After reaching the summit, disaster strikes when Simpson breaks his leg on the way down. Yates heroically winches him down but when Simpson falls and is left dangling, Yates fears him dead and – about to plummet himself – considers he has no choice but to cut the rope...

The film tells the improbable story of how both men survived. It’s even more remarkable in the case of Simpson, whose leg was badly mangled and who was dangerously dehydrated as well as suffering hypothermia. He lost a third of his body weight during the ordeal.

It’s riveting to see the two climbers being interviewed about what happened, interspersed with convincing actor reconstructions of the climb.

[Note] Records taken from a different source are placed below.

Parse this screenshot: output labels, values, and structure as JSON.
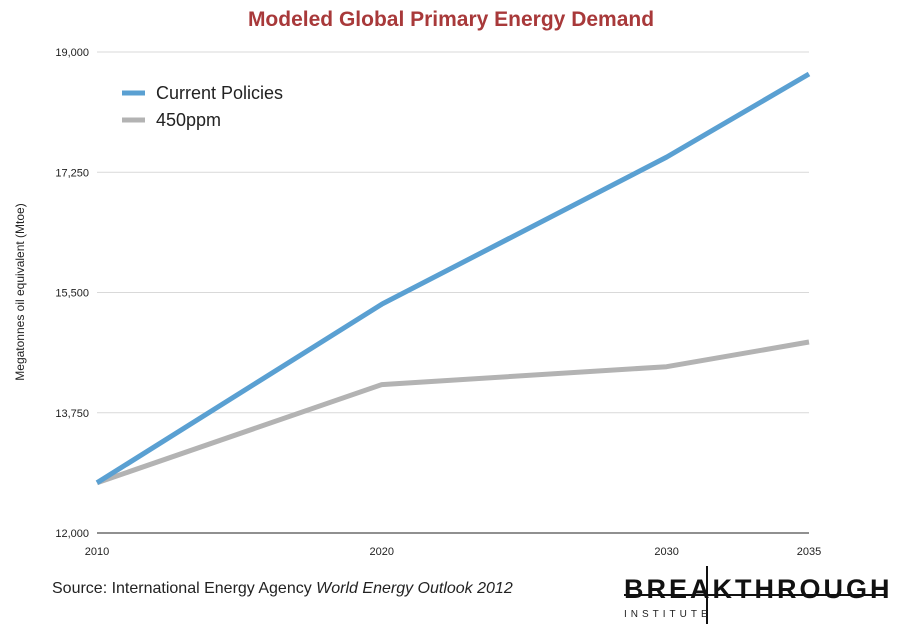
{
  "chart_data": {
    "type": "line",
    "title": "Modeled Global Primary Energy Demand",
    "xlabel": "",
    "ylabel": "Megatonnes oil equivalent (Mtoe)",
    "x": [
      2010,
      2020,
      2030,
      2035
    ],
    "x_tick_labels": [
      "2010",
      "2020",
      "2030",
      "2035"
    ],
    "y_ticks": [
      12000,
      13750,
      15500,
      17250,
      19000
    ],
    "y_tick_labels": [
      "12,000",
      "13,750",
      "15,500",
      "17,250",
      "19,000"
    ],
    "xlim": [
      2010,
      2035
    ],
    "ylim": [
      12000,
      19000
    ],
    "grid": true,
    "legend_position": "top-left",
    "series": [
      {
        "name": "Current Policies",
        "color": "#5aa0d2",
        "values": [
          12730,
          15330,
          17470,
          18680
        ]
      },
      {
        "name": "450ppm",
        "color": "#b3b3b3",
        "values": [
          12730,
          14160,
          14420,
          14780
        ]
      }
    ]
  },
  "footer": {
    "source_prefix": "Source: International Energy Agency ",
    "source_italic": "World Energy Outlook 2012"
  },
  "logo": {
    "name": "BREAKTHROUGH",
    "sub": "INSTITUTE"
  }
}
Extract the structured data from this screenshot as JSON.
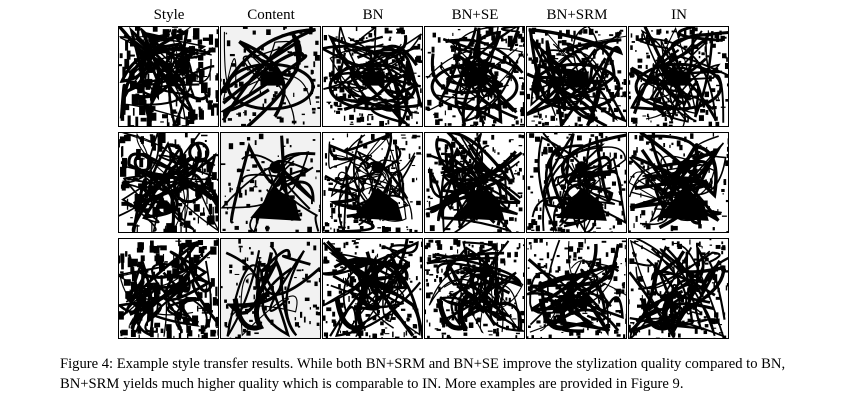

The psychology of their relationship is fascinating. They start out as casual friends. Then become colleagues who depend on one another for survival. When events take a darker turn, their relationship has to take on bigger ethical/existential aspects and seems to become simultaneously both intimate and remote.

The highlight, for me, was the section in which Simpson recalls being tormented by snatches of “Brown Girl in the Ring” going round and round in his head and remarking “I remember thinking, bloody hell, I'm going to die to Boney M.”

The DVD extras, unusually, are just as fascinating as the film – if not more so. One mini-film examines what happened next: the complex process by which they got down from base camp to eventual medical assistance. The other takes Simpson and Yates back to the Siula Grande as consultants on the making of the film and observes their reactions to returning to the site of the drama. Yates is very matter-of-fact about it all, or claims to be – you suspect he’s more affected than he lets on after all these years of notoriety as “the man who cut the rope”. Simpson, meanwhile, is profoundly disturbed by being forced to relive the moments in which he was absolutely certain he would soon die. It’s both moving and upsetting to watch him in this extraordinary situation.